Quand on descend du bus, on ne peut que constater le calme qui règne sur les boulevards du centre-ville. Mais ça circule encore. 

Près du château, un couple de jeunes. Lui a une valise à roulettes et un sac. Elle, un sac à dos. Ils sont Néozélandais. Fuient-ils Nantes ? La conversation se fera en Anglais. 
 

"Je ne pensais pas que ça irait aussi vite"

Nick et Ataly arrivent en fait de Marrakech où ils étaient en vacances. Et il sont restés coincés la-bas quand les frontières du Maroc se sont refermées. Finalement, ils ont pu prendre un avion pour la France, pas le choix, ce sera Nantes, ils vont maintenant prendre un train pour Biarritz où Nick joue dans une équipe de rugby professionnelle.

"Ça ressemble à une période de guerre, dit Nick. Je ne pensais pas que ça irait aussi vite."

Ils gardent néanmoins le sourire mais se doutent que ça va durer. "Il faudra probablement attendre plusieurs semaines ou mois avant que ça n'aille mieux" disent-ils.
Un peu plus loin, près des bars fermés, Marie-Paule rentre chez elle après avoir fait quelques achats en pharmacie. Elle porte un masque chirurgical pour se protéger. Elle a déjà un rhume, c'est suffisant.

Cette aide-soignante à la retraite ne fait pas confiance au gouvernement.
 

"Il fallait tout bloquer"

"Ça fait trois jours que je ne sors pas de chez moi explique-t-elle. Je n'ai pas vécu la guerre mais ça y ressemble. Quand on a su que ça commençait en Chine, c'était là qu'il fallait tout bloquer."
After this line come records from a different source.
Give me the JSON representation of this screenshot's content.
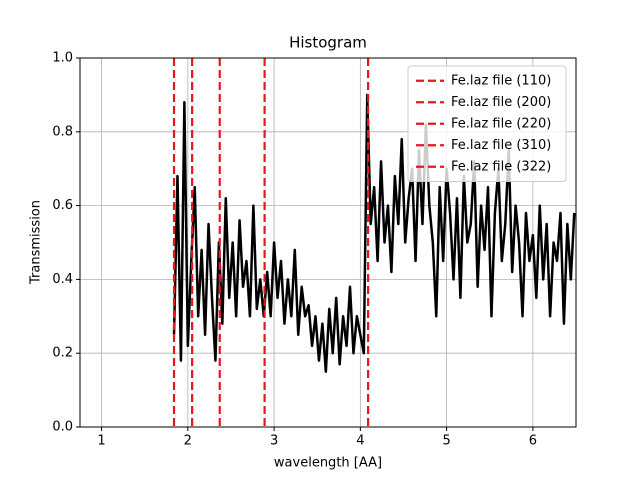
{
  "chart_data": {
    "type": "line",
    "title": "Histogram",
    "xlabel": "wavelength [AA]",
    "ylabel": "Transmission",
    "x": [
      1.84,
      1.88,
      1.92,
      1.96,
      2.0,
      2.04,
      2.08,
      2.12,
      2.16,
      2.2,
      2.24,
      2.28,
      2.32,
      2.36,
      2.4,
      2.44,
      2.48,
      2.52,
      2.56,
      2.6,
      2.64,
      2.68,
      2.72,
      2.76,
      2.8,
      2.84,
      2.88,
      2.92,
      2.96,
      3.0,
      3.04,
      3.08,
      3.12,
      3.16,
      3.2,
      3.24,
      3.28,
      3.32,
      3.36,
      3.4,
      3.44,
      3.48,
      3.52,
      3.56,
      3.6,
      3.64,
      3.68,
      3.72,
      3.76,
      3.8,
      3.84,
      3.88,
      3.92,
      3.96,
      4.0,
      4.04,
      4.08,
      4.12,
      4.16,
      4.2,
      4.24,
      4.28,
      4.32,
      4.36,
      4.4,
      4.44,
      4.48,
      4.52,
      4.56,
      4.6,
      4.64,
      4.68,
      4.72,
      4.76,
      4.8,
      4.84,
      4.88,
      4.92,
      4.96,
      5.0,
      5.04,
      5.08,
      5.12,
      5.16,
      5.2,
      5.24,
      5.28,
      5.32,
      5.36,
      5.4,
      5.44,
      5.48,
      5.52,
      5.56,
      5.6,
      5.64,
      5.68,
      5.72,
      5.76,
      5.8,
      5.84,
      5.88,
      5.92,
      5.96,
      6.0,
      6.04,
      6.08,
      6.12,
      6.16,
      6.2,
      6.24,
      6.28,
      6.32,
      6.36,
      6.4,
      6.44,
      6.48
    ],
    "series": [
      {
        "color": "#000000",
        "values": [
          0.25,
          0.68,
          0.18,
          0.88,
          0.22,
          0.45,
          0.65,
          0.3,
          0.48,
          0.25,
          0.55,
          0.35,
          0.18,
          0.5,
          0.28,
          0.62,
          0.35,
          0.5,
          0.3,
          0.56,
          0.38,
          0.45,
          0.3,
          0.6,
          0.32,
          0.4,
          0.3,
          0.42,
          0.3,
          0.5,
          0.35,
          0.45,
          0.28,
          0.4,
          0.3,
          0.48,
          0.25,
          0.38,
          0.3,
          0.33,
          0.22,
          0.3,
          0.18,
          0.28,
          0.15,
          0.32,
          0.2,
          0.35,
          0.17,
          0.3,
          0.22,
          0.38,
          0.2,
          0.3,
          0.25,
          0.2,
          0.9,
          0.55,
          0.65,
          0.45,
          0.72,
          0.5,
          0.6,
          0.42,
          0.68,
          0.55,
          0.78,
          0.5,
          0.62,
          0.7,
          0.45,
          0.75,
          0.55,
          0.82,
          0.6,
          0.5,
          0.3,
          0.65,
          0.45,
          0.7,
          0.58,
          0.4,
          0.62,
          0.35,
          0.68,
          0.5,
          0.55,
          0.72,
          0.38,
          0.6,
          0.48,
          0.65,
          0.3,
          0.58,
          0.7,
          0.45,
          0.55,
          0.75,
          0.42,
          0.6,
          0.5,
          0.3,
          0.58,
          0.45,
          0.52,
          0.35,
          0.6,
          0.4,
          0.55,
          0.3,
          0.5,
          0.45,
          0.58,
          0.28,
          0.55,
          0.4,
          0.58
        ]
      }
    ],
    "vlines": [
      {
        "name": "Fe.laz file (110)",
        "x": 1.84,
        "color": "#e8171c"
      },
      {
        "name": "Fe.laz file (200)",
        "x": 2.05,
        "color": "#e8171c"
      },
      {
        "name": "Fe.laz file (220)",
        "x": 2.37,
        "color": "#e8171c"
      },
      {
        "name": "Fe.laz file (310)",
        "x": 2.89,
        "color": "#e8171c"
      },
      {
        "name": "Fe.laz file (322)",
        "x": 4.09,
        "color": "#e8171c"
      }
    ],
    "xlim": [
      0.75,
      6.5
    ],
    "xticks": [
      1,
      2,
      3,
      4,
      5,
      6
    ],
    "ylim": [
      0,
      1
    ],
    "yticks": [
      {
        "value": 0,
        "label": "0.0"
      },
      0.2,
      0.4,
      0.6,
      0.8,
      {
        "value": 1,
        "label": "1.0"
      }
    ],
    "grid": true,
    "legend": "upper right"
  }
}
Sa fille travaille elle aussi comme aide-soignante au CHU de Nantes.

"Quand je suis partie à la retraite il y a 10 ans, raconte Marie-Paule, on m'a demandé si j'étais prête à revenir en cas de pandémie. J'ai dit non. Je regrette. Dans le service de ma fille, il y a des anciens qui sont revenus."
Sur le Cours des 50 Otages, l'une des artères centrales de la ville, les bus et tramways circulent. Il y a quelques voitures et des vélos. Un peu comme un dimanche qui ne serait pas passé au lundi. Bloqué.

La place Royale est, elle aussi, en mode jour non travaillé. Mais sans les touristes. Pourtant, il fait beau. Il ne pleut plus sur Nantes. Quel dommage de ne pouvoir en profiter. 

Pas le droit au chômage

Devant son salon de thé, Sébastien est dépité. Il a été, comme les autres, obligé de fermer. "Heureusement, dit-il, j'ai tout vendu samedi, j'ai senti le coup venir."

Et maintenant ?  Et l'avenir ? Sébastien essaie de ne pas trop y penser. En tant que gérant, il n'aura pas droit aux indemnités chômage. "Les charges ont été reportées, admet-il, mais les loyers ? On ne pourra pas les payer. Ça fait déjà quinze jours qu'on travaille moins. Et avant, il y a eu la crise des Gilets jaunes !"
Certains commerces ont créé une page facebook pour tenter de placer leurs invendus Solidarités Restos Nantais  Les retaurants ne peuvent plus ouvrir mais ils peuvent encore faire des plats à emporter ou de la livraison. Avant un éventuel confinement.C'est ce que va faire Edgar. Il est le gérant du restaurant du conservatoire sur l'île de Nantes. Le midi d'habitude, il faisait 200 couverts avec la clientèle des entreprises et administrations autour. C'est fini. Ce lundi matin, il se préparait à faire des plats à emporter. Mais il sait qu'il va perdre une partie de ce qui est stocké dans ses frigos. Même s'il en donne pas ci par là.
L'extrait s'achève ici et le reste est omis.